Continuous improvement of our flaky tests hunting process

Published in

Doctolib

4 min readJan 3, 2019

Last year, I discussed how flaky tests are problematic and why we should hunt them. This year, we improved this process.

In the first version of our process:

We decided upon the following actions to ensure that they stay under control:

We implemented a retry mechanism: if a test fails, our CI retries it up to 3 times. If one retry is successful, that means the test is successful but flaky.
If a test is detected as flaky we send an event to Sentry. That way we have a dashboard listing flaky tests in our standard error tracking tool.

Every day our “duty guy” checks the dedicated Sentry project. Each flaky occurring more than 3 times a day is assigned to be reviewed by the team that was most likely to have caused it.
The assigned team then has 2 weeks to fix the issue.

First improvements:

The retry mechanism worked well and allowed us to mitigate the problem.
The Sentry project was correctly filled in, and was very useful in tracking and debugging these flaky tests.
Having the “duty guy” in charge of assignation ensured that the flaky tests were supervised, and that somebody cared about new occurrences.

But this process also had its flaws:

The team assignment was done based on code namespaces and did not reflect the real source of the problem. Most issues were assigned to our “DOC” team who are in charge of the doctor calendar despite the fact that many other teams also frequently make small modifications to the calendar.
The “duty guy” cared and complained about flaky tests, because for an entire day he felt the impact of every single failure, however, when he eventually returned to his team the burden became diluted.
No time or regulation was officially designated to allow the teams to correct flaky tests. Since new features and real users’ bugs always took precedence, little by little, our flaky tests piled up.

The straw that broke the camel’s back occurred in October.

30% of our builds on our master branch failed because of flaky tests. It was then we decided that we needed to take action.

Failed / Successful builds on our master branch, per month

Our first short term goal was to reduce the flakiness quickly. Over the course of a week my focus was to pair with developers across all teams in order to tackle the 20 biggest flaky tests as quickly as possible. Roughly 10 were successfully corrected (helpful developers were rewarded with a chocolate bar). Half of the flaky tests were caused by real production bugs with a low probability of occurring and very low impact. We worked around them and documented them as we went. The other half were mostly instances of previously ascribed common causes.

We returned to 17% of failed builds. It was better, but not sufficient. What’s more, this was a one time approach to the issue; if we did not take further action, flaky tests would continue to pile up.

So, to prepare for the long term:

We decided to adapt the existing workflow to fix the flawed steps.

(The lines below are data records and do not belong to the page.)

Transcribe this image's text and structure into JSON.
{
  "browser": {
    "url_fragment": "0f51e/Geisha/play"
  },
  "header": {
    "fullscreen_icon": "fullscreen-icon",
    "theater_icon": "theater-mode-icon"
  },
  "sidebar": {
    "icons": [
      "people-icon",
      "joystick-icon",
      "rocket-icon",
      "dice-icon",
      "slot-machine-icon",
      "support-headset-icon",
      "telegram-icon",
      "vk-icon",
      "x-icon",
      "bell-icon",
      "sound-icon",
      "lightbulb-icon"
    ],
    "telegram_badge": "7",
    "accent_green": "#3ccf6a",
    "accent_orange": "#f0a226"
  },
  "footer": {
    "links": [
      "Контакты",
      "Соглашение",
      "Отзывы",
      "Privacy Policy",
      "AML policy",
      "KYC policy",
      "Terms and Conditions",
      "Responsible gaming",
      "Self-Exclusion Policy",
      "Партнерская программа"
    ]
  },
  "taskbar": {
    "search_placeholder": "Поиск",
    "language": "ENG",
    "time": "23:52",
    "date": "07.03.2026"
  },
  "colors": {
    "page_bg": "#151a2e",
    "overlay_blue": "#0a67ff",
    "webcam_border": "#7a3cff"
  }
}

Our definition of a harmful flaky test has been relaxed: we now only treat tests failing more than 10 times a day. This threshold is purely empirical and will probably be refined in our next iteration.
Since it’s very hard to designate a culprit, we now share the pool across all teams; the next developer assigned to work on it takes on the first one on the list.
We created a reserved time slot to fix these harmful tests. Each team (roughly 5 to 10 devs) must dedicate one developer for one hour a week to pair with me and try to fix one test. This works out to about 6 hours per week.
We defined a KPI with a goal: % of failed builds on master must stay under 10%. Flakiness is our main fail source and is closely watched thanks to the following PeriscopeData graph.

Percentage of failed builds on our master branch

Further thinking:

For now, I am the only one keeping an eye on this statistic and organising the 1 hour per team to tackle these problems. Our next step will be to determine how this process can be handled so that I am no longer necessary.

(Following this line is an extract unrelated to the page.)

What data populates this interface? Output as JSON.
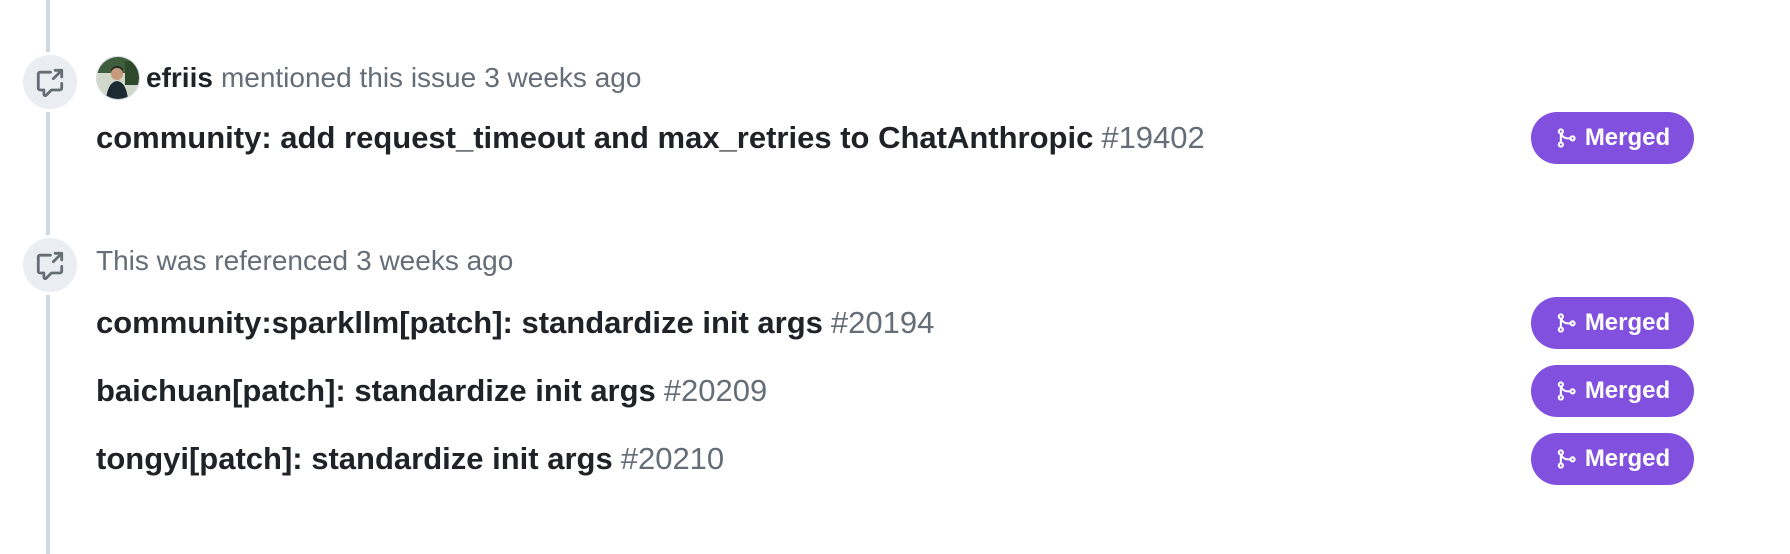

Who/how can this KPI be watched so that it never increases again?
Can teams work one hour every week without me having to poke them on mondays to book a slot?
How can we enforce good practices to prevent so many flaky tests being written?
Can we educate our new joiners through a Doctolib Academy?

At Doctolib, we value pragmatism. We know that flakiness is inevitable no matter how much time is invested on it. That’s why we do not want to invest too much time at once. Instead, each time it becomes unmanageable, we repair it and improve the process to ensure that this specific issue will not arise again.